Silhouettes tell stories

Trees, silhouetted

If you haven’t got a camera, paint; if you cannot paint, write.

The weekend before last, I went to the park two days in a row. On the Saturday it was achingly cold, but I didn’t notice til I’d been outside at length. Regretting not bringing a camera, I put the view to memory and wished I could paint.
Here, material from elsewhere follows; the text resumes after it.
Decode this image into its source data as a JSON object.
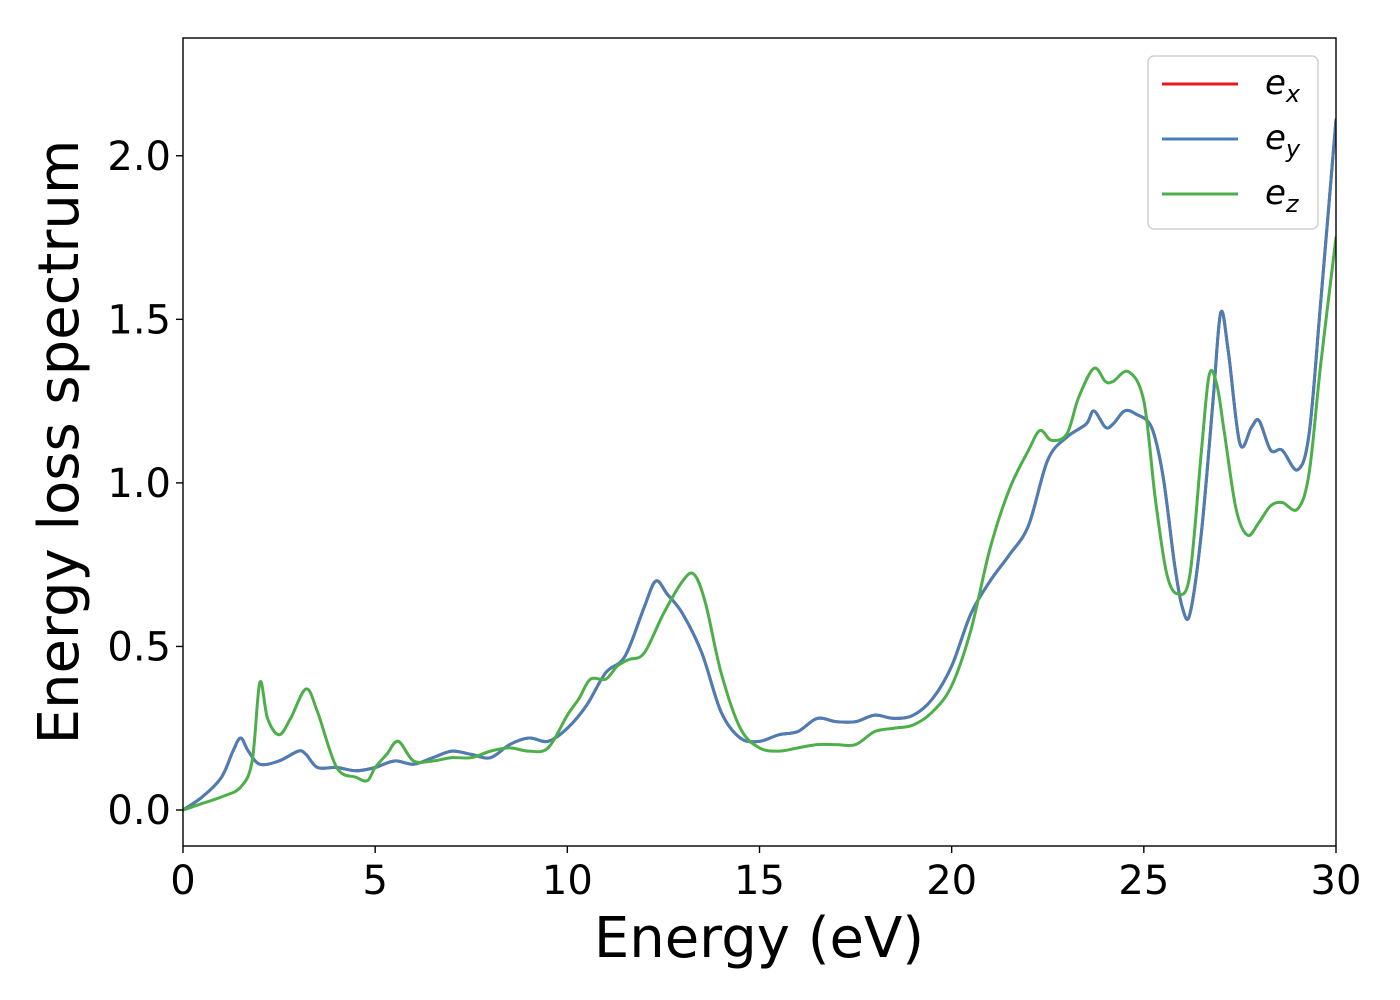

The fog was still on its extended visit; however, it had broken away from the shore and hovered, almost still, above the water, who knows how close to the other shore. As the sun crawled away behind trees and the horizon, it glowed against a ship’s bow; reflected off Belcarra’s houses and the power station up the Arm; coloured the fog. The water deemed itself a deep blue with hints of grey and purple, and as it met the fog a strong but organic line formed between the two, harmoniously, one disappearing into the other. And as the colour noticeably became fog, it moved from blue into a thick and solid but desaturated purple, then upward increasingly more pastel until it touched the sky in wisps and rolls. Behind it the sky was a pale yellow, white, eventually blue somewhere above. The fog stood out from it, blended into it, touched it and made the dark, jagged slopes in the distance disappear.

Trees, silhouetted


Trees, silhouetted

Around the curve of the inlet, another ship waited, creeping still in the fog. It had that eerie sense about it, as one might find in foggy harbours, but the detail was not lost, just faded. Its largesse made it feel close, yet the fog played with distance. A grimace washed over my serene face when a plume of dark grey smoke suddenly rose from the smokestack; so that is what goes into the air.

Trees, silhouetted

At the shore, three ducks I had never seen before — that is, their species was unfamiliar — darted through the water fetching and gobbling down fish. It seemed perhaps that they were vacationing from another place, and as I tend little to visit the park in the wintertime, it’s possible I’ve always missed them. Some are here for a fleeting time before moving on. Their heads resembled that of a woodpecker, yet they were clearly able to swim underwater so it ought to have been some kind of duck. My eldest niece who joined me enjoyed watching them, and asking if such-and-such was a fish or a whale bumping out of the water; no such luck. Soon a large, gnarly tree trunk with roots and branches floated by as if a man on a wooden bed. It was perhaps the oddest thing I’ve ever seen afloat. She was mesmerized. I was stunned by the whole view.

Trees, silhouetted

Sunday we visited again, earlier in the day so as to catch the sun. Fortunately this time I brought a camera along. I don’t see the colours some painters see in silhouetted tree branches but I see the shapes of them and the shapes and colours of the negative spaces between them. The water was incredibly still, and sparkled in the sunlight. Can you tell what it is that is my muse?